Afferro il pezzo di carta un po’ sbiadito e, non appena leggo la data che riporta, ho l’impressione che il mio stupido cuore smetta di fare il suo dovere per un secondo di troppo.
24 giugno 2022.
Merda.
Riguardo quello stupido pezzo di carta almeno per i dieci minuti successivi, completamente attonito, poi mi concedo di spostare lo sguardo sulla frase che devo aver sottolineato io stesso.
"E alzo lo sguardo verso la finestra e penso,
non so più dove sei,
e riprendo a camminare e mi chiedo dove va a finire la vita quando si ferma."
Ecco, bravo. Fai una cosa, vecchio mio: se lo scopri, batti un colpo, così capisco anch’io che cazzo di fine hanno fatto questi ultimi cinque anni.
ANDRÀ TUTTO BENE
«Gray? Oh, mio Dio! È vero, sei sveglio!»
La sua voce sottile e familiare mi fa sollevare gli angoli della bocca in un sorriso appena accennato. Di più, proprio non mi riesce al momento.
«Ciao, piccola!» saluto quasi in automatico, ma nel momento esatto in cui pronuncio quelle parole, qualcosa dentro di me si mette a stritolarmi polmoni e trachea.
Ma che cazzo?
I suoi occhi castani si spalancano un po’, mettendo in risalto quelle pagliuzze più chiare delle sue iridi, che conosco fin troppo bene.

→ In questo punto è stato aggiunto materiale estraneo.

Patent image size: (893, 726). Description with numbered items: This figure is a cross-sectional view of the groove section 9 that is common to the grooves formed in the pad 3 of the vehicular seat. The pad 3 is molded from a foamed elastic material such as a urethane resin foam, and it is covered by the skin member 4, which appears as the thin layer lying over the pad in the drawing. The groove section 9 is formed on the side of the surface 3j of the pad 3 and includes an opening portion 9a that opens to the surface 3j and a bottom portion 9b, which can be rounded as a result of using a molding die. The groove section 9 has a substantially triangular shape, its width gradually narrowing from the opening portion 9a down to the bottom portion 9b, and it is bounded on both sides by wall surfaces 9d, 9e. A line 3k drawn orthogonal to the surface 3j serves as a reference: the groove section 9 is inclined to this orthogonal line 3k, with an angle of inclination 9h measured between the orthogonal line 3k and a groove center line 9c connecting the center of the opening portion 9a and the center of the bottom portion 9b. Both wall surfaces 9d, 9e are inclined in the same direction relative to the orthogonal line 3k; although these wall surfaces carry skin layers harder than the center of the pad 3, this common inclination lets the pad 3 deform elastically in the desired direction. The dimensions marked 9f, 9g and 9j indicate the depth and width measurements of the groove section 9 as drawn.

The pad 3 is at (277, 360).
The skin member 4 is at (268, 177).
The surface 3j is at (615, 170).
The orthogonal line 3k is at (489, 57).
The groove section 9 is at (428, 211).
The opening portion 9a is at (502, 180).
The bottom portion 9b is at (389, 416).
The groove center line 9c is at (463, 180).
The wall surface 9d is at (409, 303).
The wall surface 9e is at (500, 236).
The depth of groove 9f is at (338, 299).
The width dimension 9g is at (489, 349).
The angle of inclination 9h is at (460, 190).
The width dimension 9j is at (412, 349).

Non ricorderò gli ultimi cinque anni, ma mi ricordo perfettamente perché mi sono innamorato di lei: occhi grandi, faccia pulita e grande ambizione. Sì, questa è mia moglie, Emily Wade, su questo ci metterei la mano sul fuoco.
All’improvviso i miei occhi si spostano quasi inconsapevolmente sul mio anulare sinistro. La fede non c’è, ma credo sia normale, no? Devono avermela tolta quando sono arrivato qui, insieme a tutti i miei effetti personali. Quello che non è proprio normale è che il solco provocato dalla fede, sembri quasi svanito. Ma quanto sono rimasto incosciente?
Provo a tirarmi su per salutare Emily come si deve, ma devo ammettere che la cosa fa incazzare di brutto le mie costole.
«Non alzarti, lascia stare. È troppo presto.» mi ammonisce lei raggiungendomi e sistemandomi i cuscini dietro la testa. In un attimo il suo profumo raggiunge ogni terminazione nervosa, ma la cosa strana è che il senso di beatitudine per la sua vicinanza, dura solo una manciata di secondi e non è decisamente da me.